Having begun working part-time in the retail trade at age 11, Lyman Bloomingdale decided to go out on his own at the age of 31. He teamed up with his brother Joseph to start their own business. By choosing a storefront with two large plate glass windows, the Bloomingdale Brothers opened a 20’ by 75’ store at 938 Third Avenue on a cool, sunny day in April of 1872. Sales at the end of the day totaled $3.68, but they weren’t discouraged.
Within a month of opening their store, business had become brisk enough to convert the stockroom into an expanded sales floor.

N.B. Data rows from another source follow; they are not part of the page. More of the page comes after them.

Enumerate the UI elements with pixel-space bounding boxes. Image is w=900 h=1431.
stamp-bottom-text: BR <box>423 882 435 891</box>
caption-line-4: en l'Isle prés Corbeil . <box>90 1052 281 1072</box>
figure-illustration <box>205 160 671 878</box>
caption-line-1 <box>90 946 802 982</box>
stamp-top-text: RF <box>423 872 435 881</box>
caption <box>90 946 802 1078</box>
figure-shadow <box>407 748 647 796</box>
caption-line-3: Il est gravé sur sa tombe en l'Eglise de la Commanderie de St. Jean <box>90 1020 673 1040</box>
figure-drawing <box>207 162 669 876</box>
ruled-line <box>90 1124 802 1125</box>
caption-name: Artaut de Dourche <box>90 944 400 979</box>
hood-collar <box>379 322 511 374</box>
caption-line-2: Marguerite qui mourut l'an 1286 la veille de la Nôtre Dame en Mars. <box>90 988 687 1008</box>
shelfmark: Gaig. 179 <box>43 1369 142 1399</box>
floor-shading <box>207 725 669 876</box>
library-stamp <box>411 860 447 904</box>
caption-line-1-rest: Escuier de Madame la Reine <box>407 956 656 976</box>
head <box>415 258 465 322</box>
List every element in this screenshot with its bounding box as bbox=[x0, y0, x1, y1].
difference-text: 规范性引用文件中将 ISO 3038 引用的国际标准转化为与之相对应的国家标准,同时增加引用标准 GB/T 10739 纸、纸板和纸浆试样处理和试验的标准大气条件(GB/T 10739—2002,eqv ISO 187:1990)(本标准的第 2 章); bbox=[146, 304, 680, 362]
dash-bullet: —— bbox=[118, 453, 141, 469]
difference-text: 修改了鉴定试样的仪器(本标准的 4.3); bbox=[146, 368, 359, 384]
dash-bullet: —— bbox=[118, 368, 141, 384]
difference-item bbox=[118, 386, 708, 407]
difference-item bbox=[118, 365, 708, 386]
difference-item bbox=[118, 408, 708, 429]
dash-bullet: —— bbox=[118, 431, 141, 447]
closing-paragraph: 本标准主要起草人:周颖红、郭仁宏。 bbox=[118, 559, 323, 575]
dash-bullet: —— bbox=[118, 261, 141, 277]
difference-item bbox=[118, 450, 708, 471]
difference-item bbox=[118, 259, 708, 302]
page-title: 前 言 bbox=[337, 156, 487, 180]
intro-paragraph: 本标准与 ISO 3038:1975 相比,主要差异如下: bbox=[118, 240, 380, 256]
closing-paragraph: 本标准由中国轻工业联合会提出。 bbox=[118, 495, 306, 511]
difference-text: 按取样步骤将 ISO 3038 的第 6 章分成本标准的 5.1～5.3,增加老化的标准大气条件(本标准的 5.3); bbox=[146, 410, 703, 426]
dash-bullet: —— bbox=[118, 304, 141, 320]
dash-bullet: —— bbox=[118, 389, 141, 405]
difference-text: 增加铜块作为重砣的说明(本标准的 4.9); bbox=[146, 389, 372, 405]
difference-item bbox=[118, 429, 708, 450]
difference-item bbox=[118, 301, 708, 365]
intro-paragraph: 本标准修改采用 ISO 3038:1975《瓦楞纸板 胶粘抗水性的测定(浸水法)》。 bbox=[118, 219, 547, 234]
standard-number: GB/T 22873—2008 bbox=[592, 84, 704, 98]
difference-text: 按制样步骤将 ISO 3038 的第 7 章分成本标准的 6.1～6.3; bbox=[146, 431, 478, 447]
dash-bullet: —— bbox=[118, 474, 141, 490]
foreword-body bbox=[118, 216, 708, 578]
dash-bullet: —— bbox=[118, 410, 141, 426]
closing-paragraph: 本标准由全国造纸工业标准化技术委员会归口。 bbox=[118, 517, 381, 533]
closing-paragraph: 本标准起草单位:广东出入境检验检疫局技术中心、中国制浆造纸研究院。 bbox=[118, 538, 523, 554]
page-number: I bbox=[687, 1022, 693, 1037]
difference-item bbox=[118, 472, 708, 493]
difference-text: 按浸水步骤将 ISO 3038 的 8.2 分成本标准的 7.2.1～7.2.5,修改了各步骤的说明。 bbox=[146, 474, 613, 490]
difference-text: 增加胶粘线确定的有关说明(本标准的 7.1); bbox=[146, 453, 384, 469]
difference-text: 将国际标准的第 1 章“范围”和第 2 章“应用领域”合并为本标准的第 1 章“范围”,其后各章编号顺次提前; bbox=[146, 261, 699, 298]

Lyman recognized the value of using the metropolitan dailies to advertise their wares.
As the nation entered a depression in September 1873, eighteen months after opening, the Bloomindale Brothers recognized the need to redirect their merchandising policy to “offer the best possible value for the least possible price”.
Three years after the depression began, it finally burned itself out and Bloomingdale Brothers acquired a five-story building with good window space on the corner of 56th Street and Third Avenue. Suddenly, Bloomindale’s had become a department store.
By 1879, the new Third Avenue “El” (elevated) Train raced along the East Side from 67th to 129th Streets and with it came the masses from the suburbs. A combination of Lyman’s inventiveness and creativity as well as the proximity to the “El” Train increased sales to over $851,000 by 1883. When electric lights and telephones were invented, Lyman used them bring the crowds and increase sales .
Expansion came again in 1886, just as New York’s most well-known landmark, the Statue of Liberty, was unveiled. Lyman was preoccupied with the move to their new store at 59th Street and Third Avenue. Destiny had decided that this would be Bloomingdale’s last move. Joseph decided to retire and Lyman continued to thrill his customers. When Lyman installed elevators in his new six-story building, he called them “sky carriages”. The wondrous conveyances were finished in plate glass mirrors and fine mahogany. Each of the “sky carriages” had small upholstered seats to carry the customers from floor to floor.